[CONTENT WARNING: HORROR, BONES, TENTACLES]
Oriane Edwards contributed two blog posts from her independent research on the Modernist Remediations project in ReMedia.
The rise of artificial intelligence-made art (AI art) tools such as Midjourney sparked fierce debates regarding the future of art. Beyond art, how might AI art itself be used more broadly as a space for reflection about algorithms and our relationship with these technologies?
Rob Sheridan’s fictional docu-series, the Volstof Institute for Interdimensional Research (VIIR) is an example of a piece whose conceptual and artistic goals required the use of AI art generation. Sheridan, a prominent digital artist, was a beta tester for Midjourney. His initial test pieces expanded into a Twitter webseries. Sheridan describes the series as “cosmic horror”: a tale of arcane and frightening experiments run by mad scientists somewhere in the British Columbia wilderness. Believing they found a place “where the fabric of spacetime was wounded,” the scientists build a secret facility to research this collision between worlds. The story is told through fictionalized archival images and captions. Sheridan uses body horror prompts to generate the images using Midjourney, then writes fictional captions to accompany the images. The captions introduce characters and plot – detailing the scientists’ descent into madness and the destruction of their secret base.
The VIIR series is a reflection on the collaborative and otherworldly dimensions of artistic creation using AI. The experimentation process used by the VIIR scientists is a metaphor for the creation of AI art. The experiments are explicitly named as “collaborations.” The VIIR scientists use “custom electronic hardware” – (computers) that are “tuned” (given machine learning algorithms) allowing them to “absorb cosmic bleed” (ie. process and recombine information).

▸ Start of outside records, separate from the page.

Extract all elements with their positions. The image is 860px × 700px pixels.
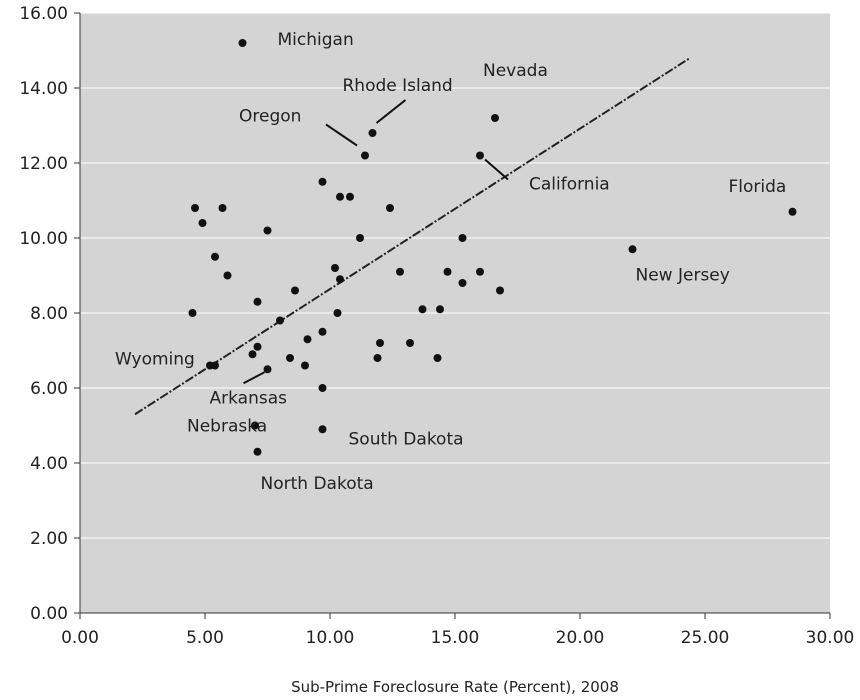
data-point — [223, 271, 232, 280]
point-label-oregon: Oregon — [239, 107, 301, 127]
data-point — [418, 305, 427, 314]
data-point — [356, 234, 364, 242]
leader-line-arkansas — [243, 371, 265, 385]
x-tick-label: 10.00 — [306, 628, 355, 648]
point-label-florida: Florida — [729, 177, 787, 197]
x-tick-label: 30.00 — [806, 628, 855, 648]
data-point — [433, 354, 442, 362]
y-tick-label: 4.00 — [30, 454, 68, 474]
data-point — [491, 114, 499, 122]
data-point — [253, 342, 262, 351]
data-point — [476, 267, 484, 276]
data-point — [333, 309, 342, 317]
data-point — [211, 252, 219, 261]
data-point — [218, 204, 227, 212]
data-point — [436, 305, 444, 314]
data-point — [331, 264, 339, 272]
data-point — [458, 234, 467, 242]
data-point — [286, 354, 294, 362]
gridlines — [80, 12, 830, 539]
data-point — [788, 207, 797, 216]
data-point — [291, 286, 299, 295]
data-point — [376, 339, 384, 347]
point-label-nebraska: Nebraska — [187, 417, 267, 437]
y-tick-label: 0.00 — [30, 604, 68, 624]
data-point — [263, 365, 272, 374]
x-axis-title: Sub-Prime Foreclosure Rate (Percent), 20… — [291, 678, 619, 696]
y-tick-label: 8.00 — [30, 304, 68, 324]
x-tick-label: 0.00 — [61, 628, 99, 648]
data-point — [361, 151, 369, 160]
data-point — [368, 129, 377, 137]
data-point — [276, 316, 284, 325]
data-point — [238, 39, 247, 47]
data-point — [253, 447, 262, 456]
point-label-wyoming: Wyoming — [115, 350, 195, 370]
data-point — [253, 297, 262, 306]
data-point — [198, 219, 207, 227]
data-point — [188, 309, 197, 317]
data-point — [318, 177, 327, 186]
point-label-new-jersey: New Jersey — [636, 265, 730, 285]
y-tick-label: 14.00 — [19, 79, 68, 99]
data-point — [263, 226, 272, 235]
data-point — [251, 421, 259, 430]
point-label-michigan: Michigan — [278, 30, 354, 50]
trendline-path — [134, 57, 691, 416]
data-points — [188, 39, 797, 456]
data-point — [628, 245, 637, 254]
point-label-rhode-island: Rhode Island — [343, 76, 453, 96]
data-point — [336, 192, 344, 201]
data-point — [406, 339, 414, 347]
data-point — [318, 327, 327, 336]
label-leader-lines — [243, 99, 509, 385]
data-point — [211, 361, 219, 370]
data-point — [301, 361, 309, 370]
x-tick-label: 25.00 — [681, 628, 730, 648]
data-point — [303, 335, 312, 344]
data-point — [346, 192, 354, 201]
point-labels: Michigan Rhode Island Nevada Oregon Californ… — [115, 30, 786, 494]
point-label-south-dakota: South Dakota — [349, 429, 464, 449]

The otherworldly connection spawns organic growths that reproduce uncanny imitations of human objects, in the same way that AI art eventually learns and reproduces human-made data points. The scientists describe “bonelike” growths that “learned structures like speakers and began replicating them.” Yet, the growths are dependent on the electrical current supplied by the humans: “bone growth ceased when electronics failed / [they] do not wish to break the machines / they wish to collaborate.” The fusion of the alien organic matter and the humans’ machines is an inverse mirror of our own human bodies colliding with and growing alongside inorganic matter and algorithmic logic.
It may be that the heart of AI is collaboration, the “posthuman distributed agency” (Zeilinger 9) of a “cognitive assemblage” (Hayles 199). A cognitive assemblage is a self-reflexive system where distinct processes of absorbing and responding to information share agency in determining how the system processes stimuli. Cognitive assemblages are not neat or streamlined, they are “corporeal” and “messy” (Hayles 33), qualities that are viscerally represented in the VIIR documents. This corporeality is tantalizing, terrifying and ominous. There is a resonance between these emotions and contemporary affective responses to AI.
Humans remain transfixed by these creations. Just as past decades saw seductive properties ascribed to a “technological sublime,” the VIIR scientists mysticise the otherworldly forms. Laughing at the moon landing, they indulge in utopian visions of what “collaborations” may bring to humanity. Perhaps they see in this assemblage the “freedom to aggregate heterogenous objects, spaces, bodies… re-assembling the world anew” (Brown 303). Is then the ultimate dream and horror of generative technologies that they may re-assemble our world into a new form, theirs and ours (Marx 977)?